As researchers delve deeper into the mechanisms of action and effects of GLP-1s and related, emergent and next-generation drug classes and formulations, they are expanding investigation on potential applications beyond cardiac and metabolic diseases. A key area focuses on the role of GLP-1s in reducing inflammation. Dr. Lehmann notes, “Since inflammation is believed to drive chronic diseases more generally, and because GLP-1s appear to target inflammatory pathways, they may have very far-reaching uses and health consequences beyond diabetes and weight loss, which is very exciting to me. Verily will help companies unlock pharmacologic applications in these areas, such as connections to longevity research. Basically, the research community believes we’re just at the ‘tip of the iceberg’ in understanding GLP-1 capabilities.”

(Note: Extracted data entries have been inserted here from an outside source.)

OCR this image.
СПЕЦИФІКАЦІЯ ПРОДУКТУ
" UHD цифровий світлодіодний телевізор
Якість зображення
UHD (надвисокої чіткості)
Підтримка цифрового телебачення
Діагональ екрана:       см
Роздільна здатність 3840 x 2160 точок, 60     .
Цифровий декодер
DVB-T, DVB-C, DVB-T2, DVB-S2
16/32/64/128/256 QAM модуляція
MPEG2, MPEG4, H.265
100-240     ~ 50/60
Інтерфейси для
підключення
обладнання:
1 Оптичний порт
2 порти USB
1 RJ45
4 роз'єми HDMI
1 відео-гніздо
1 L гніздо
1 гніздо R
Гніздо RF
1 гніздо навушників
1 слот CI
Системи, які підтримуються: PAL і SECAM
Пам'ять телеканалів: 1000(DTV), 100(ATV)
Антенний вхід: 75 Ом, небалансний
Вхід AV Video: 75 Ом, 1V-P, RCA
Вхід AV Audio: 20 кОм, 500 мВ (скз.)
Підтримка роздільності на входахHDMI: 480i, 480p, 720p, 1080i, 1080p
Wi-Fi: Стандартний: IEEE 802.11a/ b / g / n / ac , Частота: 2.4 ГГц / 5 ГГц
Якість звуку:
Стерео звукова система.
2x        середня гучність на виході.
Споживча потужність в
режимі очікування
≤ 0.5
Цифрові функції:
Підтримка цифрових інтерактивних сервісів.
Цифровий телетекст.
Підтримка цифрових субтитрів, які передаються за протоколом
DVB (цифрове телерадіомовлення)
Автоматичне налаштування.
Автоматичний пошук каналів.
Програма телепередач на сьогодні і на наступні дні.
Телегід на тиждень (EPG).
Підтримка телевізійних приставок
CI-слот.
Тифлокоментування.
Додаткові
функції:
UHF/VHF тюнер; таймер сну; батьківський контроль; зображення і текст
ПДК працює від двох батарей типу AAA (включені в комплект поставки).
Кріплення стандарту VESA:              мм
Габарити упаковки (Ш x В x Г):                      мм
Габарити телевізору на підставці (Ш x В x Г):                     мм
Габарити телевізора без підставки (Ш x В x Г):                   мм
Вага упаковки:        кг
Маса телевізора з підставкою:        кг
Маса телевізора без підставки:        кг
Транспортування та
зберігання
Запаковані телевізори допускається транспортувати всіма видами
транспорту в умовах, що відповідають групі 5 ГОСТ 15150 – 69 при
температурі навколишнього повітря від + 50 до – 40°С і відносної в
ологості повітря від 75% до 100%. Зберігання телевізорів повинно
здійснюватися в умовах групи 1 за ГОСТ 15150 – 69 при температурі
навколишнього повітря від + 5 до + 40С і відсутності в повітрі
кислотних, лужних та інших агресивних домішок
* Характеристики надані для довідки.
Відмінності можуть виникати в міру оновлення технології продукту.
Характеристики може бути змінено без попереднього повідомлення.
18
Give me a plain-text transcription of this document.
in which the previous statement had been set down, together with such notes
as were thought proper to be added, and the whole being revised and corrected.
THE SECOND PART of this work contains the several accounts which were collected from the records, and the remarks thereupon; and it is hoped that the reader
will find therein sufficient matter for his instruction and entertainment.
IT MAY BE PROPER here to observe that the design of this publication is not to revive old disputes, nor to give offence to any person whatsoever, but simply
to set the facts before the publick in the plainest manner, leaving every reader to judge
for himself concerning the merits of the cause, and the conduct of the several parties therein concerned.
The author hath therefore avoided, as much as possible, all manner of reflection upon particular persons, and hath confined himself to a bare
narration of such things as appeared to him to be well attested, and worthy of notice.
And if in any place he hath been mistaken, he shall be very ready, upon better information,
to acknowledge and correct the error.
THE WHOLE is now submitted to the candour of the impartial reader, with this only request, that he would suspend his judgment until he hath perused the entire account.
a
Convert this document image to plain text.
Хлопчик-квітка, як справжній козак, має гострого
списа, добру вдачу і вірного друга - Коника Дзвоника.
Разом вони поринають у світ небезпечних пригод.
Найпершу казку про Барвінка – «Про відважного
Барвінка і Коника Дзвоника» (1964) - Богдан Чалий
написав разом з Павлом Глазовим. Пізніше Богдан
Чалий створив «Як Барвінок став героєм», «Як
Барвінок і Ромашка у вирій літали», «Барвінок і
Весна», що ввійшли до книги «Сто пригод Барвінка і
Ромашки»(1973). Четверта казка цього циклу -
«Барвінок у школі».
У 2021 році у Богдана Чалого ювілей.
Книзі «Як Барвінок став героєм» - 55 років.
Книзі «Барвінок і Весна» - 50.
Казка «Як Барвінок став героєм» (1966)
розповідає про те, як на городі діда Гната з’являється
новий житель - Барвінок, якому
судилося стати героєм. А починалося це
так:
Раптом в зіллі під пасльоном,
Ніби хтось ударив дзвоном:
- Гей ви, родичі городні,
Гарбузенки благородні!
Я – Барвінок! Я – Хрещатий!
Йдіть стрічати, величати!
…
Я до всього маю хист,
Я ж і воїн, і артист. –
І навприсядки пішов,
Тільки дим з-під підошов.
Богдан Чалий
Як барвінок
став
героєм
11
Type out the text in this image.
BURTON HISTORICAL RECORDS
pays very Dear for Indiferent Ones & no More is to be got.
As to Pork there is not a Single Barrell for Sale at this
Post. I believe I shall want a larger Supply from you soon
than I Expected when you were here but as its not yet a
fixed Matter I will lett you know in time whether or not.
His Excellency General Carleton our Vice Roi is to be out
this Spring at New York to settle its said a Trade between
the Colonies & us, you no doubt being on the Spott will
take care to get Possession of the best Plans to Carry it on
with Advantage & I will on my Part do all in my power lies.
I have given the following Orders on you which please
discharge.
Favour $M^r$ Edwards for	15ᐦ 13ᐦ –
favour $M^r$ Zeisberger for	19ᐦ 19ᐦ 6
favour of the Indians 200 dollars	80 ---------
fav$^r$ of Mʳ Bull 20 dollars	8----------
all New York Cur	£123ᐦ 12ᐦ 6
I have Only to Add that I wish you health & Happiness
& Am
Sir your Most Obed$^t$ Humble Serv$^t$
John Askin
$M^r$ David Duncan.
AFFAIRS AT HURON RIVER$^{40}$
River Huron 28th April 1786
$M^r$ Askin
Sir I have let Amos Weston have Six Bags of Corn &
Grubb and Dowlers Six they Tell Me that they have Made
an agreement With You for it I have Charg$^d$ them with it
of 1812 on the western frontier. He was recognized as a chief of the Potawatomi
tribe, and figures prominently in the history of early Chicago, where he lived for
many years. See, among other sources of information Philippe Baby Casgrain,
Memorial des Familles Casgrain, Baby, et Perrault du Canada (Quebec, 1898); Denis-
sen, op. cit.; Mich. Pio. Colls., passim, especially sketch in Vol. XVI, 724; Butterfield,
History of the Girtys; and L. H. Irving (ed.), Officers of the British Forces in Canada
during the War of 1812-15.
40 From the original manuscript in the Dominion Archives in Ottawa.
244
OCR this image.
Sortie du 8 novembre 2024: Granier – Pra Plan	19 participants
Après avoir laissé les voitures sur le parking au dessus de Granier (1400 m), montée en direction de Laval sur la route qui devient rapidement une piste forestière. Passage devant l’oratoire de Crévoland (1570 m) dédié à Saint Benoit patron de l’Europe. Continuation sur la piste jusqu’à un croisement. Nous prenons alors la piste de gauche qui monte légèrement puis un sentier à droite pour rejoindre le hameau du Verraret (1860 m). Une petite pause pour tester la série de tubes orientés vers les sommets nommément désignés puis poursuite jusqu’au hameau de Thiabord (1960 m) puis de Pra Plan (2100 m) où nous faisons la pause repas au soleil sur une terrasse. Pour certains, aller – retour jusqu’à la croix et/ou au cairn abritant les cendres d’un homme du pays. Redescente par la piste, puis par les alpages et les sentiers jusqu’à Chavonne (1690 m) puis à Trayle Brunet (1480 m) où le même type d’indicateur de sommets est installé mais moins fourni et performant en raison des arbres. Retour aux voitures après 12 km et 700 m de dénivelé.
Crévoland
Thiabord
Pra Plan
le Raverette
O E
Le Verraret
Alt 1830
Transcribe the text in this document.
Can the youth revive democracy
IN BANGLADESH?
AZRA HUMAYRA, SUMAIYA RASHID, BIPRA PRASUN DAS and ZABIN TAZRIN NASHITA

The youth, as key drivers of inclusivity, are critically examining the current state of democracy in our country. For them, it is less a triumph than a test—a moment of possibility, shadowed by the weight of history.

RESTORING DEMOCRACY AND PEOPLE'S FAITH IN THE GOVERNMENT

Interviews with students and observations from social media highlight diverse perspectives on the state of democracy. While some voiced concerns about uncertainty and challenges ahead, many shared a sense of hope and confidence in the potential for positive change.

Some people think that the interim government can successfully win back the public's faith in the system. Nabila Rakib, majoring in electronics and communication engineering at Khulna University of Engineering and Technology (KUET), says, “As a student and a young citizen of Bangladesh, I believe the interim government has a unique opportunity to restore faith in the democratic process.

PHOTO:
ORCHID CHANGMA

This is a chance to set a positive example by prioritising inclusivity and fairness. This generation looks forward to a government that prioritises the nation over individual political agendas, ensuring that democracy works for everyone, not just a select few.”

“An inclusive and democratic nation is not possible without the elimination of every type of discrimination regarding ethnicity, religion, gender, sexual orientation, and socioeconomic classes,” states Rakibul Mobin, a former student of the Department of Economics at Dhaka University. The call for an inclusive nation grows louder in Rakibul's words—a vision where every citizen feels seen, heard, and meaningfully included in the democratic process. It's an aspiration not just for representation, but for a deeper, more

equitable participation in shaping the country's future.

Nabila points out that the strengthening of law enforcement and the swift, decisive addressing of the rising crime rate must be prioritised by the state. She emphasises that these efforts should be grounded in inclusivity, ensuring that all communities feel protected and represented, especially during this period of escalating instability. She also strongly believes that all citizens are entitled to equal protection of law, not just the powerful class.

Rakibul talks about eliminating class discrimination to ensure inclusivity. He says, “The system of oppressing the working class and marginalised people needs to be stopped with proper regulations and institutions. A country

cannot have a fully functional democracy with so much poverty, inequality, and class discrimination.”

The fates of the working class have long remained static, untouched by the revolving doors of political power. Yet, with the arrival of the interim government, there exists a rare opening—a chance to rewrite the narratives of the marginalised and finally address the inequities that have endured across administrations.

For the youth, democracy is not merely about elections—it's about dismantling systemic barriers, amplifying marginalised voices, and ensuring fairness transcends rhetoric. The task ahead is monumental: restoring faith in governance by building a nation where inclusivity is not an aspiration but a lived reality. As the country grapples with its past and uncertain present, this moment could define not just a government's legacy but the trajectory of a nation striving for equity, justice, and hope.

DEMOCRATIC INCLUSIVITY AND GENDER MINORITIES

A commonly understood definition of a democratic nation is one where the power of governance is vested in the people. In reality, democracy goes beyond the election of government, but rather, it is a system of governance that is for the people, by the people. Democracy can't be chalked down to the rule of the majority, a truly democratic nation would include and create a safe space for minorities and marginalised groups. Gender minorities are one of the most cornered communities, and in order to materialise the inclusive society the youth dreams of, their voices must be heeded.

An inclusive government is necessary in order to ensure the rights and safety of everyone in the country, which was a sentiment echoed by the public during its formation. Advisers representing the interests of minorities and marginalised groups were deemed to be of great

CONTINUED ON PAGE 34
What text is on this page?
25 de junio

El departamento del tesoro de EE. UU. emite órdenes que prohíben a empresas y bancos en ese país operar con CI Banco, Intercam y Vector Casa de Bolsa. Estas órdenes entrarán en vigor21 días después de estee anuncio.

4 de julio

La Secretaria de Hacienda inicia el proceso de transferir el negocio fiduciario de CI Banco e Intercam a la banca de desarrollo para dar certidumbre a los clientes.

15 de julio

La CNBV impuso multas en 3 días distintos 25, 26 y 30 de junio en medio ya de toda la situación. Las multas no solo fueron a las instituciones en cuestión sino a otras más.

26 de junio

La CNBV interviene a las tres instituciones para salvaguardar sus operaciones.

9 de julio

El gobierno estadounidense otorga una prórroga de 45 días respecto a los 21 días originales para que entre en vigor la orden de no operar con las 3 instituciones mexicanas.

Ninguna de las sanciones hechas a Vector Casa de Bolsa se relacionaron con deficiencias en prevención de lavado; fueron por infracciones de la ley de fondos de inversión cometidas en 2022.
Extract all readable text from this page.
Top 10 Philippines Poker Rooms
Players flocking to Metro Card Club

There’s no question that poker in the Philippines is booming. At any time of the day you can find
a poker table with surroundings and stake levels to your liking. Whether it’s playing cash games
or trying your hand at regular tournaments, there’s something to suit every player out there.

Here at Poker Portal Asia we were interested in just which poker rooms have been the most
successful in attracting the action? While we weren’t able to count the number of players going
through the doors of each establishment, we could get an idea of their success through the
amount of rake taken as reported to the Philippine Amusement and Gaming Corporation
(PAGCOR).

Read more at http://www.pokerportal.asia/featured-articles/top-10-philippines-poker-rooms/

So as the GLP-1 indications and use expand, so does the need to understand their everyday impact for revealing the mechanisms of disease progression and recovery or remission. Verily’s integrated evidence capabilities help fill these critical gaps by uniting high-resolution clinical, lifestyle, and behavioral data, in part, from continuous patient input. This approach empowers and equips pharmaceutical and life science teams with research-ready, relevant data to refine therapies, design more effective adherence strategies, and accelerate progress toward precision cardiometabolic care and beyond. The result: a clearer, more complete understanding of how GLP-1s and other future therapies can deliver on their promise for individuals in their real-lives.